Summary: Authentic relationships are enhanced when I say what I mean and mean what I say

This morning I’d like to begin with a quote from one of my favorite theologians – Theodor Geisel, probably better known to most of us as Dr. Seuss. In his book Horton Hatches an Egg, Horton the elephant utters these words:

I meant what I said,

and I said what I meant

An elephant's faithful,

One hundred percent.

This morning, as we conclude our four week series on Building Blocks for Authentic Relationships, we’re going to look at the account of a relationship that is characterized by that kind of commitment to be true to what we say.

Obviously in just four weeks, we can’t possibly cover every single building block that is necessary to develop authentic relationships.

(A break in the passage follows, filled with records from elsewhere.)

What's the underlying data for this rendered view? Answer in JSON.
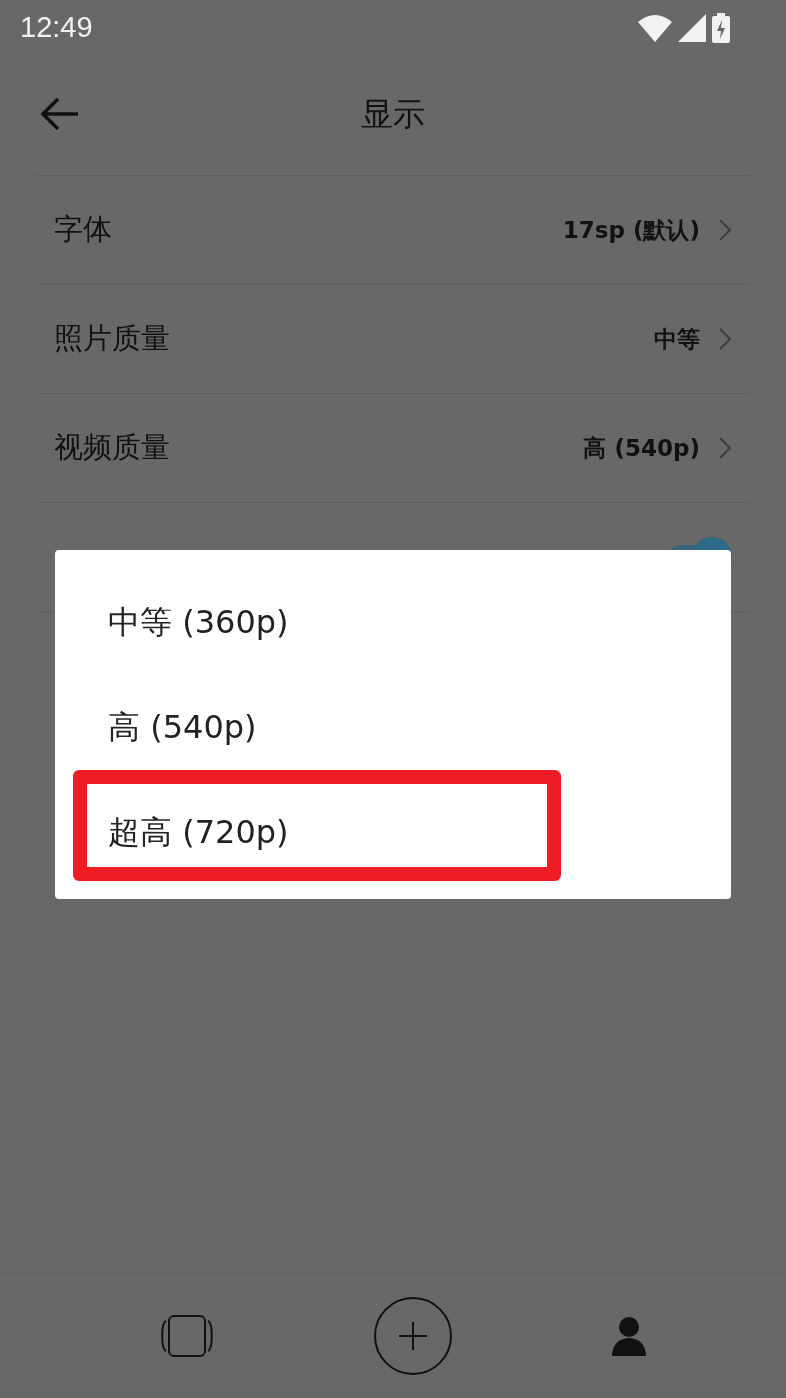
{
  "status_bar": {
    "time": "12:49"
  },
  "header": {
    "title": "显示"
  },
  "settings": [
    {
      "kind": "value",
      "label": "字体",
      "value": "17sp (默认)"
    },
    {
      "kind": "value",
      "label": "照片质量",
      "value": "中等"
    },
    {
      "kind": "value",
      "label": "视频质量",
      "value": "高 (540p)"
    },
    {
      "kind": "toggle",
      "on": true
    }
  ],
  "dialog": {
    "options": [
      {
        "label": "中等 (360p)",
        "highlighted": false
      },
      {
        "label": "高 (540p)",
        "highlighted": false
      },
      {
        "label": "超高 (720p)",
        "highlighted": true
      }
    ]
  },
  "bottom_nav": {
    "items": [
      {
        "kind": "rotate"
      },
      {
        "kind": "add"
      },
      {
        "kind": "profile"
      }
    ]
  }
}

However, I am convinced that if we’ll just apply the four that we’re covering in this series, we will be able to significantly enhance our relationship with God and with others.

Before we get to our fourth and final building block, let’s take a moment to quickly review the first three building blocks that we’ve developed:

Three weeks ago we looked at the relationship between Abram and Lot and developed the first building block of selflessness, which we summarized like this:

Authentic relationships are enhanced when

I yield my rights in order to prevent unnecessary fights

Two weeks ago we developed the second building block of forgiveness from the account of Joseph and his brothers and summarized that building block like this:

Authentic relationships are enhanced when

I give up my right to hurt you for hurting me

Last week, we looked at the relationship between Naomi and Ruth and developed the building block of loyalty, which we summarized like this.

Authentic relationships are enhanced when

I am faithful to others regardless of what’s in it for me

The fourth and final building block that we’ll look at in this series is demonstrated by how David treats Mephibosheth. When I first envisioned this message I planned to focus on the building block of kindness – and we could certainly do that today. But the more that I looked at the account of this relationship, the more it seemed to me that the real building block here is that of integrity – especially as it relates to keeping my word. So this morning we’ll develop that final building block, which we’ll summarize like this:

Authentic relationships are enhanced when

I say what I mean and mean what I say

Many of you probably aren’t real familiar with Mephibosheth. Perhaps you’ve even avoided studying his life just because you don’t want to have to pronounce his name. But David’s relationship with him is a great illustration of the kind of integrity that is crucial to the development of authentic relationships.

That relationship covers a pretty good chunk of Scripture in 1 and 2 Samuel so you’re going to need to have your Bibles handy.

The relationship begins with a covenant between David and Jonathan in which David promises to protect Jonathan’s family in return for Jonathan revealing his father Saul’s plans to harm David. That covenant is reaffirmed at the end of 1 Samuel chapter 20:

Then Jonathan said to David, “Go in peace, because we have sworn both of us in the name of the LORD, saying, ‘The LORD shall be between me and you, and between my offspring and your offspring, forever.’” And he rose and departed, and Jonathan went into the city.

(1 Samuel 20:42 ESV)

Shortly thereafter, Jonathan is killed in battle, along with his father, King Saul. Even though God had anointed David to be king of Israel, another of Saul’s sons, Ish-bosheth takes the throne of the ten northern tribes by force and ruled over that portion of Israel for two years. It is during that time that we are first introduced to Mephibosheth:

Jonathan, the son of Saul, had a son who was crippled in his feet. He was five years old when the news about Saul and Jonathan came from Jezreel, and his nurse took him up and fled, and as she fled in her haste, he fell and became lame. And his name was Mephibosheth.

(2 Samuel 4:4 ESV)

Mephibosheth was five years old when his nurse heard the news of his father’s death. As she fled with him in her arms, she dropped Mephibosheth and he became lame. Shortly thereafter, Ish-bosheth is murdered and David becomes the king of all Israel.

We next see Mephibosheth in 2 Samuel 9. So go ahead and turn to that chapter in your Bibles and follow along as I read beginning in verse 1:

[1] And David said, “Is there still anyone left of the house of Saul, that I may show him kindness for Jonathan's sake?” [2] Now there was a servant of the house of Saul whose name was Ziba, and they called him to David. And the king said to him, “Are you Ziba?” And he said, “I am your servant.” [3] And the king said, “Is there not still someone of the house of Saul, that I may show the kindness of God to him?” Ziba said to the king, “There is still a son of Jonathan; he is crippled in his feet.” [4] The king said to him, “Where is he?” And Ziba said to the king, “He is in the house of Machir the son of Ammiel, at Lo-debar.”